Peter Walker and Eleni Courea 

Ex-Labour minister calls for wealth tax and public investment in June spending review

Exclusive: Ex-minister to call for wealth tax, and Andy Burnham to demand focus on housing and education
  
  

Louise Haigh and Andy Burnham
Louise Haigh and Andy Burnham will make their interventions in speeches at an event taking place on Saturday. Composite: Getty Images

Next month’s spending review must be an “economic reset” based on a bold wealth tax and higher public investment, the former cabinet minister Louise Haigh has said, as Keir Starmer faces renewed pressure from within Labour to change course.

Haigh’s comments came as Andy Burnham called for Labour to “re-establish itself unequivocally once again as the party of working-class ambition” with ambitious offerings on housing and education.

Burnham, the mayor of Greater Manchester, said ministers should allow mayors to build on public land, and set a target for the point at which more new social homes are being built than existing ones are sold off.

Haigh and Burnham made their interventions on Saturday at an event organised by the Labour-allied thinktank Compass at the Ministry of Sound, a nightclub in London.
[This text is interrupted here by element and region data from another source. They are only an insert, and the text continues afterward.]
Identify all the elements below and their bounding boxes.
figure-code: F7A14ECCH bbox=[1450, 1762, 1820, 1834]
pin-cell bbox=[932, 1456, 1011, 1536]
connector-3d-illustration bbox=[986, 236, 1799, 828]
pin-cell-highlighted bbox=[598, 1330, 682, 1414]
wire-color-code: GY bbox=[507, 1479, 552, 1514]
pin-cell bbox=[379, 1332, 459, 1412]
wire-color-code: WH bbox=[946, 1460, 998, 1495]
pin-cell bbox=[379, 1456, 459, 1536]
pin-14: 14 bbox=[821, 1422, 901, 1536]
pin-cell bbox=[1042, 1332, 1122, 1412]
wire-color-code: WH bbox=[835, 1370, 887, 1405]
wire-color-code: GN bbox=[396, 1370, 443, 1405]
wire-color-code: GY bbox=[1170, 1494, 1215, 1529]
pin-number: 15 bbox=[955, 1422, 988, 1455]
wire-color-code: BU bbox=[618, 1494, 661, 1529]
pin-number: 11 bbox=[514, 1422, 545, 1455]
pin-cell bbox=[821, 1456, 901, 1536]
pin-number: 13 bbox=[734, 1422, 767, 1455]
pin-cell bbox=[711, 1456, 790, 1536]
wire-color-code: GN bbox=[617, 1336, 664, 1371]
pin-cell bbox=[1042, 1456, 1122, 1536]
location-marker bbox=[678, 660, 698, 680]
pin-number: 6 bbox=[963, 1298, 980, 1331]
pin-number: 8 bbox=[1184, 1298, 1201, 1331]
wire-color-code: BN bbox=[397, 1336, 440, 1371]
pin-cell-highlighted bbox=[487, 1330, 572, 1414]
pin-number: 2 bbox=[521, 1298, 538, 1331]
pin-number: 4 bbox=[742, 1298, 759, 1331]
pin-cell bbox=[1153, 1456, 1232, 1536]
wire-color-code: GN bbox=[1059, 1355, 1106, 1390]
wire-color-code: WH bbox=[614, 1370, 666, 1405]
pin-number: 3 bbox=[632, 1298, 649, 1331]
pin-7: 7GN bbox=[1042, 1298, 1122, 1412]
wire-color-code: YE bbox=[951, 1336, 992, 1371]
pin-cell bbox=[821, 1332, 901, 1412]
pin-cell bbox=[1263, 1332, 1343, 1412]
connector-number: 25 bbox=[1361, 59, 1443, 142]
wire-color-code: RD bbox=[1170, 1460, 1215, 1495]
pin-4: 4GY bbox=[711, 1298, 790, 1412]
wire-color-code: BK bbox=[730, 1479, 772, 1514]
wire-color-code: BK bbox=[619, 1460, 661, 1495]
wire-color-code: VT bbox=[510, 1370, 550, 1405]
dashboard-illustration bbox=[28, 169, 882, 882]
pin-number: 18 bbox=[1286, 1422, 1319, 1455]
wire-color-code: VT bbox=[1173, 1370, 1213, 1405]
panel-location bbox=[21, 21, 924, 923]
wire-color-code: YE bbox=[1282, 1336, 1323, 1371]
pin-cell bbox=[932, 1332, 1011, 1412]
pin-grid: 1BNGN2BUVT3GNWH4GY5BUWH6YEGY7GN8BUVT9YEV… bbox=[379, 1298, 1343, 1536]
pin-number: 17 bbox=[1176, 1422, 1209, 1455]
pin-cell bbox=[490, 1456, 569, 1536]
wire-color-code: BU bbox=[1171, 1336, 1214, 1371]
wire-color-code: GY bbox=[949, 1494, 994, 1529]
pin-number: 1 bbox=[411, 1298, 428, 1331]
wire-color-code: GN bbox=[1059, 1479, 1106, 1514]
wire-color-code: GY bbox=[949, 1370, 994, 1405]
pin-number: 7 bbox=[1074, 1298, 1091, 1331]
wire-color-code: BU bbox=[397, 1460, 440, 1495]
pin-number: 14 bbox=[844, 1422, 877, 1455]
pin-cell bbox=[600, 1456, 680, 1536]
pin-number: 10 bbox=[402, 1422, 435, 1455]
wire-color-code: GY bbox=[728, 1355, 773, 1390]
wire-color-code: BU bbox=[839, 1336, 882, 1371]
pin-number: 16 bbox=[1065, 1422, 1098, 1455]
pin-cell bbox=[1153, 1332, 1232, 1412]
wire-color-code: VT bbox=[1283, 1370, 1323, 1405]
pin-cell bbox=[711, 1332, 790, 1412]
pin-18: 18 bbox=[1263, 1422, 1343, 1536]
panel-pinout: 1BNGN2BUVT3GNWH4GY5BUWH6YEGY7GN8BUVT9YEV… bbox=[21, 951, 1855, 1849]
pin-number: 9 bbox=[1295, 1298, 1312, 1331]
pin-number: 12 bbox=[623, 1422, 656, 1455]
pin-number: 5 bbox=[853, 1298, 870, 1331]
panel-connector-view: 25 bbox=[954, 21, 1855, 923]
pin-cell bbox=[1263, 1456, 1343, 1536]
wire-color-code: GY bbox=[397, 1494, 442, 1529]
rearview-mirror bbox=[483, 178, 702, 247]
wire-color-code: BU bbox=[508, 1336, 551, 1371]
Haigh, who quit the cabinet in November after it emerged she had been convicted of fraud over a missing work phone, reiterated her call for a wealth tax after the local election results from 1 May, which she called “a warning” from voters that they wanted bolder policies.

“The spending review must be a moment for an economic reset. I welcome the prime minister’s review of winter fuel changes but we must go further, ripping up our self-imposed tax rules and taxing the country’s vast wealth,” she said.

Haigh said the current tax system “punishes earned income but barely touches the sides of the real driver of inequality – wealth”. It is time to “finally move beyond a broken model where working people’s wages are topped up by tax credits and benefits, leaving bad employers and landlords to profit”, she said.

“It’s about moving from a system of handouts for the rich to real investment for everyone else. We need real reform: a proper wealth tax that rewards work, closes loopholes and finally gives us the means to invest in the NHS, schools and our communities.”

Burnham said the spending review “will define the rest of this parliament”, and called for Labour to focus on ways it can positively combat the electoral threat from Reform UK.

“Rather than standing for the status quo, the time has come for the party to re-establish itself unequivocally once again as the party of working-class ambition, shedding the perception in the Midlands and the north of a London-centric, university-oriented party,” Burnham said.

He argued that this would require a particular focus on housing and education, to particularly address “the single biggest cause of Britain’s modern malaise: a housing crisis caused not by immigration but by ideology”.

The Thatcher-era right-to-buy policy, without investment in new social homes, “shattered the foundations on which generations of working-class British families built better lives”, Burnham said.

“Labour’s clarion call should be to free Britain from the grip of the housing crisis. In this spending review, working with mayors in the big city regions, it should set the date by which each will reach the crucial tipping point of building more social homes than they are losing.

“This is the moment when, instead of tightening its grip, the housing crisis starts to ease. To do that, the spending review should unlock public land for mayors to use to build a new generation of council homes at pace – akin to the drive of the postwar Labour government.”

Angela Rayner, the deputy prime minister and housing secretary, has already announced plans to restrict right to buy and has pushed for more investment in social homes, but as yet this has done little to ease the housing crisis.

Other speakers at the Compass-run event included Mark Drakeford, the former first minister of Wales, the Labour MPs Rachael Maskell and Simon Opher, and the junior energy minister, Miatta Fahnbulleh.